Think of a Conclusion Video – Part 7

Life Begins

Time is pushing on and the sound man is keen to pack down the remaining microphone. The PA and stage  lighting has now gone. The audience is still standing, following ‘Life Begins’ and I continue my story without staging or amplification…

To celebrate my 40th birthday, I gathered friends together for a camping weekend near Bath. This prompted me to contact Fergus Read – who’s was the first friendship I struck up as a student in London. Fergus was an amazing musician and played just about every instrument you could think of.

Through Fergus, I got to collaborate with some of London’s finest jazz players. During our time as students, I was lucky enough to play gigs with the likes of Jean-Marie Fagan, Alan Barnes and Malcolm Earle-Smith.  And being accepted into such exulted company went a long way towards helping me overcome some deep-seated self doubt.

Fergus declined the invitation to my party. After I described the planned  children’s games, tai chi, yoga, barbecues and campfire sing-alongs, he declared that I was a f**king hippy and that he would not be attending. He said he would, though, come and visit (together with his wife, Ulfet) me and my family at our home in Bavaria.

And so they did. It transpired they had both become quite serious wine buffs since we last saw them. They arrived in a car laden with everything France had to offer, from fine wines and cheeses to – ahem – fois gras. Every night became a banquet and the proposed one-night stay extended to eight.

After this, our friendship was rekindled. So too our working relationship. Fergus helped provide the expertise for a ‘vintage-jazz’ track I composed for a short animation. On it, he played – with skill and expertise – guitar, piano, trumpet and clarinet. Fergus’s dear pal Malcolm played trombone; tuba was provided by our mutual friend Sarah Waterhouse… and I hit some things.

The following year, Fergus and Ulfet reprised their visit to Bavaria. During that stay, Fergus made me promise I would visit when over in England for an up-coming theatre production. This I did – but, when I got there,  it was clear something wasn’t right. Fergus’s speech was slurred and he revealed he had undergone a biopsy.

Shortly after, Fergus was diagnosed with a brain tumor. He declined quickly and by the time I was next in England was already in a hospice, barely able to communicate. The chemotherapy and radio therapy did give him a reprieve. However, on my next and final visit to see him, he was once again in decline and now in denial about his situation.

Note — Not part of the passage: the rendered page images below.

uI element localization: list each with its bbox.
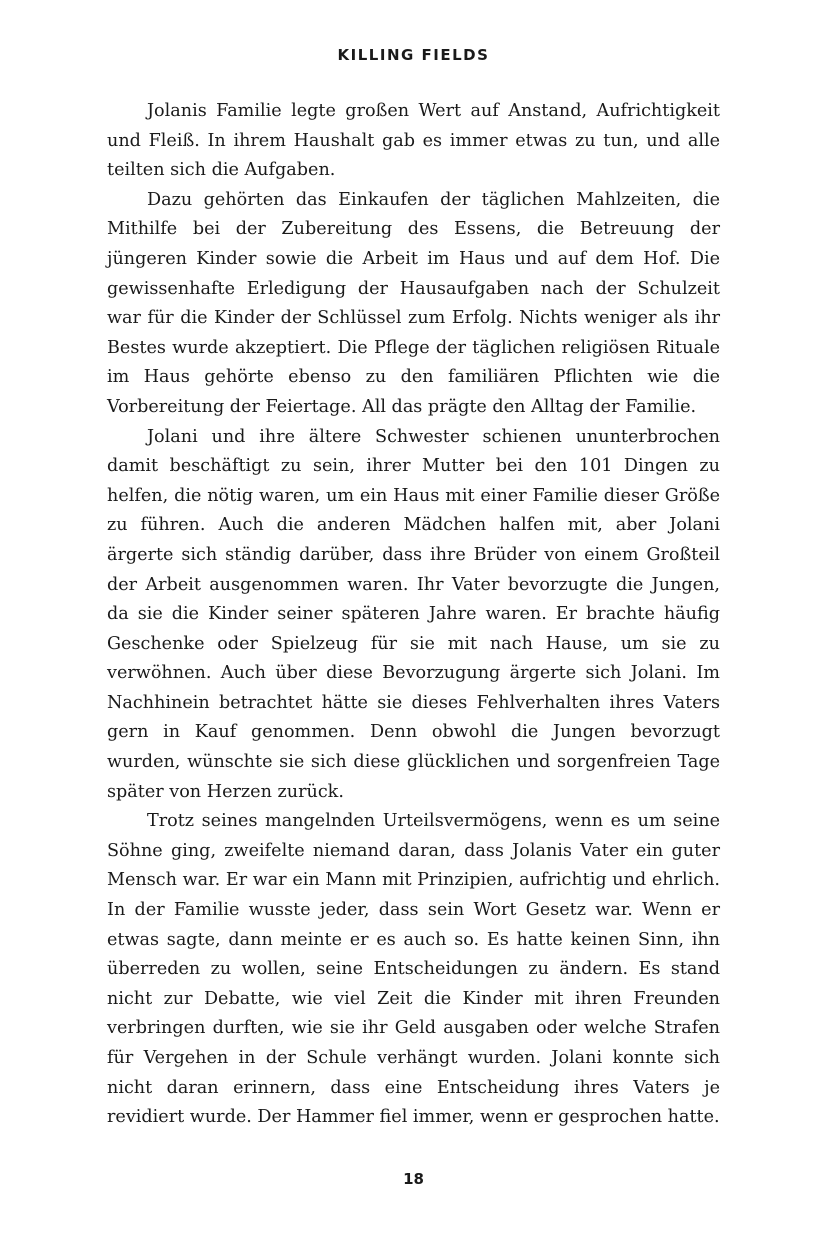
paragraph: Jolanis Familie legte großen Wert auf Anstand, Aufrichtigkeit und Fleiß. In ihrem Haushalt gab es immer etwas zu tun, und alle teilten sich die Aufgaben. (107, 101, 720, 181)
page-number: 18 (403, 1170, 424, 1188)
paragraph: Dazu gehörten das Einkaufen der täglichen Mahlzeiten, die Mithilfe bei der Zubereitung des Essens, die Betreuung der jüngeren Kinder sowie die Arbeit im Haus und auf dem Hof. Die gewissenhafte Erledigung der Hausaufgaben nach der Schulzeit war für die Kinder der Schlüssel zum Erfolg. Nichts weniger als ihr Bestes wurde akzeptiert. Die Pflege der täglichen religiösen Rituale im Haus gehörte ebenso zu den familiären Pflichten wie die Vorbereitung der Feiertage. All das prägte den Alltag der Familie. (107, 189, 720, 417)
body-text (107, 97, 720, 1133)
running-header: KILLING FIELDS (337, 46, 490, 64)
paragraph: Trotz seines mangelnden Urteilsvermögens, wenn es um seine Söhne ging, zweifelte niemand daran, dass Jolanis Vater ein guter Mensch war. Er war ein Mann mit Prinzipien, aufrichtig und ehrlich. In der Familie wusste jeder, dass sein Wort Gesetz war. Wenn er etwas sagte, dann meinte er es auch so. Es hatte keinen Sinn, ihn überreden zu wollen, seine Entscheidungen zu ändern. Es stand nicht zur Debatte, wie viel Zeit die Kinder mit ihren Freunden verbringen durften, wie sie ihr Geld ausgaben oder welche Strafen für Vergehen in der Schule verhängt wurden. Jolani konnte sich nicht daran erinnern, dass eine Entscheidung ihres Vaters je revidiert wurde. Der Hammer fiel immer, wenn er gesprochen hatte. (107, 811, 720, 1128)
paragraph: Jolani und ihre ältere Schwester schienen ununterbrochen damit beschäftigt zu sein, ihrer Mutter bei den 101 Dingen zu helfen, die nötig waren, um ein Haus mit einer Familie dieser Größe zu führen. Auch die anderen Mädchen halfen mit, aber Jolani ärgerte sich ständig darüber, dass ihre Brüder von einem Großteil der Arbeit ausgenommen waren. Ihr Vater bevorzugte die Jungen, da sie die Kinder seiner späteren Jahre waren. Er brachte häufig Geschenke oder Spielzeug für sie mit nach Hause, um sie zu verwöhnen. Auch über diese Bevorzugung ärgerte sich Jolani. Im Nachhinein betrachtet hätte sie dieses Fehlverhalten ihres Vaters gern in Kauf genommen. Denn obwohl die Jungen bevorzugt wurden, wünschte sie sich diese glücklichen und sorgenfreien Tage später von Herzen zurück. (107, 426, 720, 802)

So, I never got to tell Fergus what he really meant to me. It is a source of lasting regret that I hadn’t forced myself to say how grateful I was to have known him, both as a friend and fellow musician.  So, of course, I wrote him a song. Actually, I wrote the bulk of it in the departures lounge of Saltzburg Airport, waiting for my flight over to see him. But, of course, he never got to hear it.